Now I felt I was wringing out the last of the performance from the data structure. Still when I plugged it into Scribe I was getting about 100-130 messages / sec when rebuilding the spam word database. This is compared to the 600 messages / sec with a straight memory only hash table. So it took about 5 times longer to build the word DB.
So currently I've given up with using the B+Tree directly during word DB rebuilds and I've gone back to the memory sucking hash tables. Then instead of writing the hash table to disk I dump it all to the B+Tree instead so that I can access the data without loading the entire thing into memory. This keeps the footprint of Scribe nice and low for normal day to day running, and there isn't that expensive word DB load that kills performance during the first mail receive of the session.

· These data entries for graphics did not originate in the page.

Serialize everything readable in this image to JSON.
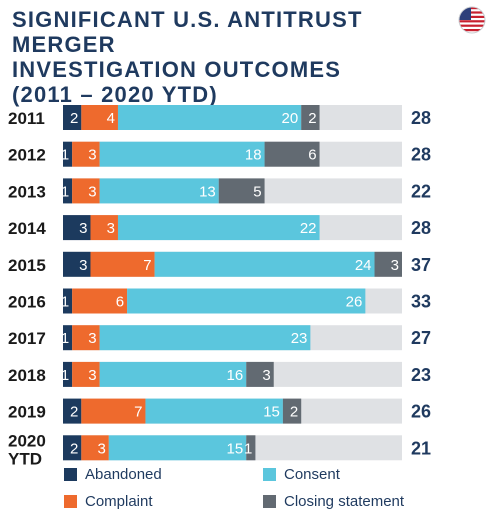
{
  "title": "SIGNIFICANT U.S. ANTITRUST MERGER\nINVESTIGATION OUTCOMES\n(2011 – 2020 YTD)",
  "flag_icon": "us-flag-icon",
  "colors": {
    "Abandoned": "#1c3a5e",
    "Complaint": "#ee6a2d",
    "Consent": "#5bc6dd",
    "Closing statement": "#626a72",
    "track": "#dfe1e4",
    "text_dark": "#1f3a5f"
  },
  "legend": {
    "abandoned": "Abandoned",
    "consent": "Consent",
    "complaint": "Complaint",
    "closing": "Closing statement"
  },
  "chart_data": {
    "type": "bar",
    "orientation": "horizontal",
    "stacked": true,
    "title": "SIGNIFICANT U.S. ANTITRUST MERGER INVESTIGATION OUTCOMES (2011 – 2020 YTD)",
    "categories": [
      "2011",
      "2012",
      "2013",
      "2014",
      "2015",
      "2016",
      "2017",
      "2018",
      "2019",
      "2020 YTD"
    ],
    "series": [
      {
        "name": "Abandoned",
        "values": [
          2,
          1,
          1,
          3,
          3,
          1,
          1,
          1,
          2,
          2
        ]
      },
      {
        "name": "Complaint",
        "values": [
          4,
          3,
          3,
          3,
          7,
          6,
          3,
          3,
          7,
          3
        ]
      },
      {
        "name": "Consent",
        "values": [
          20,
          18,
          13,
          22,
          24,
          26,
          23,
          16,
          15,
          15
        ]
      },
      {
        "name": "Closing statement",
        "values": [
          2,
          6,
          5,
          0,
          3,
          0,
          0,
          3,
          2,
          1
        ]
      }
    ],
    "totals": [
      28,
      28,
      22,
      28,
      37,
      33,
      27,
      23,
      26,
      21
    ],
    "xlim": [
      0,
      37
    ],
    "legend_position": "bottom",
    "grid": false
  }
}
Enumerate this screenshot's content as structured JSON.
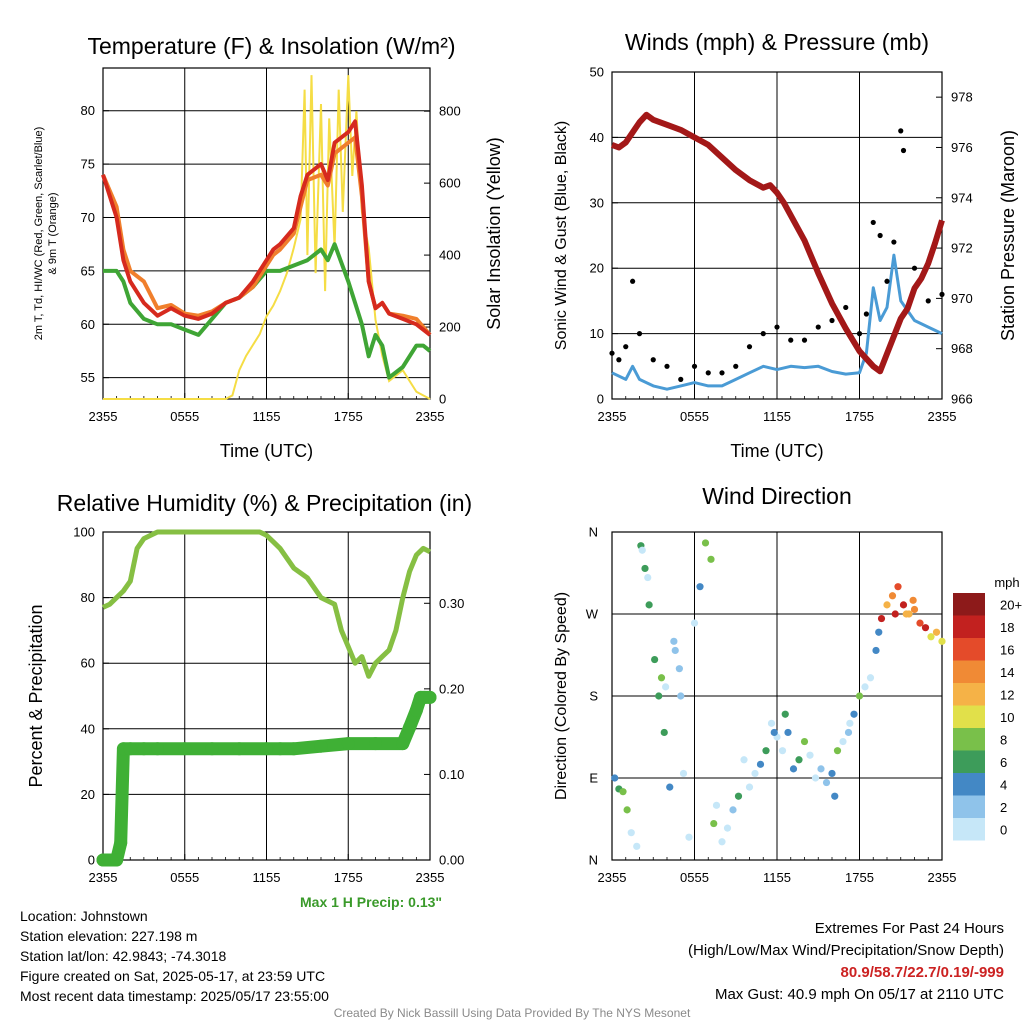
{
  "colors": {
    "temp": "#d62a1e",
    "heat_index": "#2a7a1e",
    "dewpoint": "#3fa535",
    "temp9m": "#f07f2c",
    "insolation": "#f5dd45",
    "gust": "#000000",
    "wind": "#4a9bd5",
    "pressure": "#a31818",
    "rh": "#86bf43",
    "precip": "#3fb035"
  },
  "time_ticks": [
    "2355",
    "0555",
    "1155",
    "1755",
    "2355"
  ],
  "max_precip_label": "Max 1 H Precip: 0.13\"",
  "info": {
    "location": "Location: Johnstown",
    "elevation": "Station elevation: 227.198 m",
    "latlon": "Station lat/lon: 42.9843; -74.3018",
    "created": "Figure created on Sat, 2025-05-17, at 23:59 UTC",
    "recent": "Most recent data timestamp: 2025/05/17 23:55:00"
  },
  "extremes": {
    "title": "Extremes For Past 24 Hours",
    "subtitle": "(High/Low/Max Wind/Precipitation/Snow Depth)",
    "values": "80.9/58.7/22.7/0.19/-999",
    "gust": "Max Gust: 40.9 mph On 05/17 at 2110 UTC"
  },
  "footer": "Created By Nick Bassill Using Data Provided By The NYS Mesonet",
  "chart_data": [
    {
      "type": "line",
      "title": "Temperature (F) & Insolation (W/m²)",
      "xlabel": "Time (UTC)",
      "ylabel_lines": [
        "2m T, Td, HI/WC (Red, Green, Scarlet/Blue)",
        "& 9m T (Orange)"
      ],
      "y2label": "Solar Insolation (Yellow)",
      "xlim": [
        0,
        24
      ],
      "ylim": [
        53,
        84
      ],
      "y2lim": [
        0,
        920
      ],
      "yticks": [
        55,
        60,
        65,
        70,
        75,
        80
      ],
      "y2ticks": [
        0,
        200,
        400,
        600,
        800
      ],
      "series": [
        {
          "key": "temp",
          "x": [
            0,
            0.5,
            1,
            1.5,
            2,
            3,
            4,
            5,
            6,
            7,
            8,
            9,
            10,
            11,
            12,
            12.5,
            13,
            14,
            14.5,
            15,
            16,
            16.5,
            17,
            18,
            18.5,
            19,
            19.5,
            20,
            20.5,
            21,
            22,
            23,
            24
          ],
          "y": [
            74,
            72,
            70,
            66,
            64,
            62,
            60.8,
            61.5,
            60.8,
            60.5,
            61,
            62,
            62.5,
            64,
            66,
            67,
            67.5,
            69,
            72,
            74,
            75,
            73.5,
            77,
            78,
            79,
            73,
            64,
            61.5,
            62,
            61,
            60.5,
            60,
            59
          ]
        },
        {
          "key": "temp9m",
          "x": [
            0,
            0.5,
            1,
            1.5,
            2,
            3,
            4,
            5,
            6,
            7,
            8,
            9,
            10,
            11,
            12,
            12.5,
            13,
            14,
            14.5,
            15,
            16,
            16.5,
            17,
            18,
            18.5,
            19,
            19.5,
            20,
            20.5,
            21,
            22,
            23,
            24
          ],
          "y": [
            74,
            72.5,
            71,
            67,
            65,
            64,
            61.5,
            61.8,
            61,
            60.8,
            61.2,
            62,
            62.5,
            63.5,
            65.5,
            66.5,
            67,
            68.5,
            71,
            73.5,
            74,
            73,
            76,
            77,
            77.5,
            72,
            64,
            61.5,
            62,
            61,
            60.8,
            60.5,
            59
          ]
        },
        {
          "key": "dewpoint",
          "x": [
            0,
            1,
            1.5,
            2,
            3,
            4,
            5,
            6,
            7,
            8,
            9,
            10,
            11,
            12,
            13,
            14,
            15,
            16,
            16.5,
            17,
            18,
            18.5,
            19,
            19.5,
            20,
            20.5,
            21,
            22,
            23,
            23.5,
            24
          ],
          "y": [
            65,
            65,
            64,
            62,
            60.5,
            60,
            60,
            59.5,
            59,
            60.5,
            62,
            62.5,
            63.5,
            65,
            65,
            65.5,
            66,
            67,
            66,
            67.5,
            64,
            62,
            60,
            57,
            59,
            58,
            55,
            56,
            58,
            58,
            57.5
          ]
        },
        {
          "key": "insolation",
          "x": [
            0,
            9,
            9.5,
            10,
            10.5,
            11,
            11.5,
            12,
            12.5,
            13,
            13.5,
            14,
            14.5,
            14.8,
            15,
            15.3,
            15.6,
            16,
            16.3,
            16.6,
            17,
            17.3,
            17.6,
            18,
            18.3,
            18.6,
            19,
            19.5,
            20,
            20.5,
            21,
            22,
            23,
            24
          ],
          "y": [
            0,
            0,
            10,
            80,
            120,
            150,
            180,
            230,
            260,
            300,
            350,
            420,
            500,
            860,
            400,
            900,
            350,
            820,
            300,
            780,
            420,
            860,
            520,
            900,
            620,
            800,
            520,
            420,
            220,
            120,
            50,
            80,
            20,
            0
          ]
        }
      ]
    },
    {
      "type": "line",
      "title": "Winds (mph) & Pressure (mb)",
      "xlabel": "Time (UTC)",
      "ylabel": "Sonic Wind & Gust (Blue, Black)",
      "y2label": "Station Pressure (Maroon)",
      "xlim": [
        0,
        24
      ],
      "ylim": [
        0,
        50
      ],
      "y2lim": [
        966,
        979
      ],
      "yticks": [
        0,
        10,
        20,
        30,
        40,
        50
      ],
      "y2ticks": [
        966,
        968,
        970,
        972,
        974,
        976,
        978
      ],
      "series": [
        {
          "key": "wind",
          "x": [
            0,
            1,
            1.5,
            2,
            3,
            4,
            5,
            6,
            7,
            8,
            9,
            10,
            11,
            12,
            13,
            14,
            15,
            16,
            17,
            18,
            18.5,
            19,
            19.5,
            20,
            20.5,
            21,
            22,
            23,
            24
          ],
          "y": [
            4,
            3,
            5,
            3,
            2,
            1.5,
            2,
            2.5,
            2,
            2,
            3,
            4,
            5,
            4.5,
            5,
            4.8,
            5,
            4.2,
            3.8,
            4,
            7,
            17,
            12,
            14,
            22,
            15,
            12,
            11,
            10
          ]
        },
        {
          "key": "gust",
          "x": [
            0,
            0.5,
            1,
            1.5,
            2,
            3,
            4,
            5,
            6,
            7,
            8,
            9,
            10,
            11,
            12,
            13,
            14,
            15,
            16,
            17,
            18,
            18.5,
            19,
            19.5,
            20,
            20.5,
            21,
            21.2,
            22,
            23,
            24
          ],
          "y": [
            7,
            6,
            8,
            18,
            10,
            6,
            5,
            3,
            5,
            4,
            4,
            5,
            8,
            10,
            11,
            9,
            9,
            11,
            12,
            14,
            10,
            13,
            27,
            25,
            18,
            24,
            41,
            38,
            20,
            15,
            16
          ]
        },
        {
          "key": "pressure",
          "x": [
            0,
            0.5,
            1,
            1.5,
            2,
            2.5,
            3,
            4,
            5,
            6,
            7,
            8,
            9,
            10,
            11,
            11.5,
            12,
            12.5,
            13,
            14,
            15,
            16,
            17,
            18,
            19,
            19.5,
            20,
            20.5,
            21,
            21.5,
            22,
            22.5,
            23,
            23.5,
            24
          ],
          "y": [
            976.1,
            976.0,
            976.2,
            976.6,
            977.0,
            977.3,
            977.1,
            976.9,
            976.7,
            976.4,
            976.1,
            975.6,
            975.1,
            974.7,
            974.4,
            974.5,
            974.2,
            973.8,
            973.3,
            972.3,
            971.0,
            969.8,
            968.8,
            967.9,
            967.3,
            967.1,
            967.8,
            968.5,
            969.2,
            969.6,
            970.4,
            970.8,
            971.4,
            972.2,
            973.1
          ]
        }
      ]
    },
    {
      "type": "line",
      "title": "Relative Humidity (%) & Precipitation (in)",
      "ylabel": "Percent & Precipitation",
      "xlim": [
        0,
        24
      ],
      "ylim": [
        0,
        100
      ],
      "y2lim": [
        0,
        0.3833
      ],
      "yticks": [
        0,
        20,
        40,
        60,
        80,
        100
      ],
      "y2ticks": [
        0.0,
        0.1,
        0.2,
        0.3
      ],
      "series": [
        {
          "key": "rh",
          "x": [
            0,
            0.5,
            1,
            1.5,
            2,
            2.5,
            3,
            3.5,
            4,
            6,
            8,
            10,
            11,
            11.5,
            12,
            12.5,
            13,
            13.5,
            14,
            15,
            16,
            17,
            17.5,
            18,
            18.5,
            19,
            19.5,
            20,
            20.5,
            21,
            21.5,
            22,
            22.5,
            23,
            23.5,
            24
          ],
          "y": [
            77,
            78,
            80,
            82,
            85,
            95,
            98,
            99,
            100,
            100,
            100,
            100,
            100,
            100,
            99,
            97,
            95,
            92,
            89,
            86,
            80,
            78,
            70,
            65,
            60,
            62,
            56,
            60,
            62,
            64,
            70,
            80,
            88,
            93,
            95,
            94
          ]
        },
        {
          "key": "precip",
          "x": [
            0,
            0.5,
            1,
            1.3,
            1.5,
            2,
            3,
            4,
            6,
            8,
            10,
            12,
            13,
            14,
            16,
            18,
            20,
            22,
            22.5,
            23,
            23.3,
            23.6,
            24
          ],
          "y": [
            0,
            0,
            0,
            0.02,
            0.13,
            0.13,
            0.13,
            0.13,
            0.13,
            0.13,
            0.13,
            0.13,
            0.13,
            0.13,
            0.133,
            0.136,
            0.136,
            0.136,
            0.155,
            0.175,
            0.19,
            0.19,
            0.19
          ]
        }
      ]
    },
    {
      "type": "scatter",
      "title": "Wind Direction",
      "ylabel": "Direction (Colored By Speed)",
      "xlim": [
        0,
        24
      ],
      "ylim": [
        0,
        360
      ],
      "yticks": [
        "N",
        "E",
        "S",
        "W",
        "N"
      ],
      "colorbar": {
        "title": "mph",
        "levels": [
          "0",
          "2",
          "4",
          "6",
          "8",
          "10",
          "12",
          "14",
          "16",
          "18",
          "20+"
        ],
        "colors": [
          "#c6e7f8",
          "#8fc3ea",
          "#4388c5",
          "#3d9c5a",
          "#79c04a",
          "#e1e04a",
          "#f5b247",
          "#f08a35",
          "#e44b2a",
          "#c2211f",
          "#8d1a1a"
        ]
      },
      "series": [
        {
          "key": "dir",
          "x": [
            0.2,
            0.5,
            0.8,
            1.1,
            1.4,
            1.8,
            2.1,
            2.4,
            2.7,
            3.1,
            3.4,
            3.8,
            4.2,
            4.5,
            4.9,
            5.2,
            5.6,
            6.0,
            6.4,
            6.8,
            7.2,
            7.6,
            8.0,
            8.4,
            8.8,
            9.2,
            9.6,
            10.0,
            10.4,
            10.8,
            11.2,
            11.6,
            12.0,
            12.4,
            12.8,
            13.2,
            13.6,
            14.0,
            14.4,
            14.8,
            15.2,
            15.6,
            16.0,
            16.4,
            16.8,
            17.2,
            17.6,
            18.0,
            18.4,
            18.8,
            19.2,
            19.6,
            20.0,
            20.4,
            20.8,
            21.2,
            21.6,
            22.0,
            22.4,
            22.8,
            23.2,
            23.6,
            24.0,
            2.2,
            2.6,
            3.6,
            3.9,
            4.6,
            5.0,
            7.4,
            11.8,
            12.6,
            16.2,
            17.3,
            19.4,
            20.6,
            21.4,
            21.9
          ],
          "y": [
            90,
            78,
            75,
            55,
            30,
            15,
            345,
            320,
            280,
            220,
            180,
            140,
            80,
            240,
            210,
            95,
            25,
            260,
            300,
            348,
            330,
            60,
            20,
            35,
            55,
            70,
            110,
            80,
            95,
            105,
            120,
            150,
            135,
            120,
            140,
            100,
            110,
            130,
            115,
            90,
            100,
            85,
            95,
            120,
            130,
            140,
            160,
            180,
            190,
            200,
            230,
            265,
            280,
            290,
            300,
            280,
            270,
            275,
            260,
            255,
            245,
            250,
            240,
            340,
            310,
            200,
            190,
            230,
            180,
            40,
            140,
            160,
            70,
            150,
            250,
            270,
            270,
            285
          ]
        }
      ]
    }
  ]
}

The only problem now is that during the word DB rebuild my debug build sucked down a cool 1gb of RAM, seriously paging out to disk (I've got 512mb installed). This is obviously unacceptable so I'll have to look at that before a release happens. But I'll probably remove the "rebuild word DB" function entirely and rely on incremental edits and mail is received and moved between folders. I'm still toying with the idea of adding mail bit by bit to the word DB's as the user moves around the folders, thus acheiving the indexing incrementally and thus the speed of the B+Tree's is not so much of a problem. Also the actual word counts are not accurate yet, there is an issue in the mail -> word list function that I've been working on for a couple of days now. Damn charsets and dodgy email clients make things so complicated.
Anyway, enough said, I'm still working hard on the software and a release will happen in the next few weeks.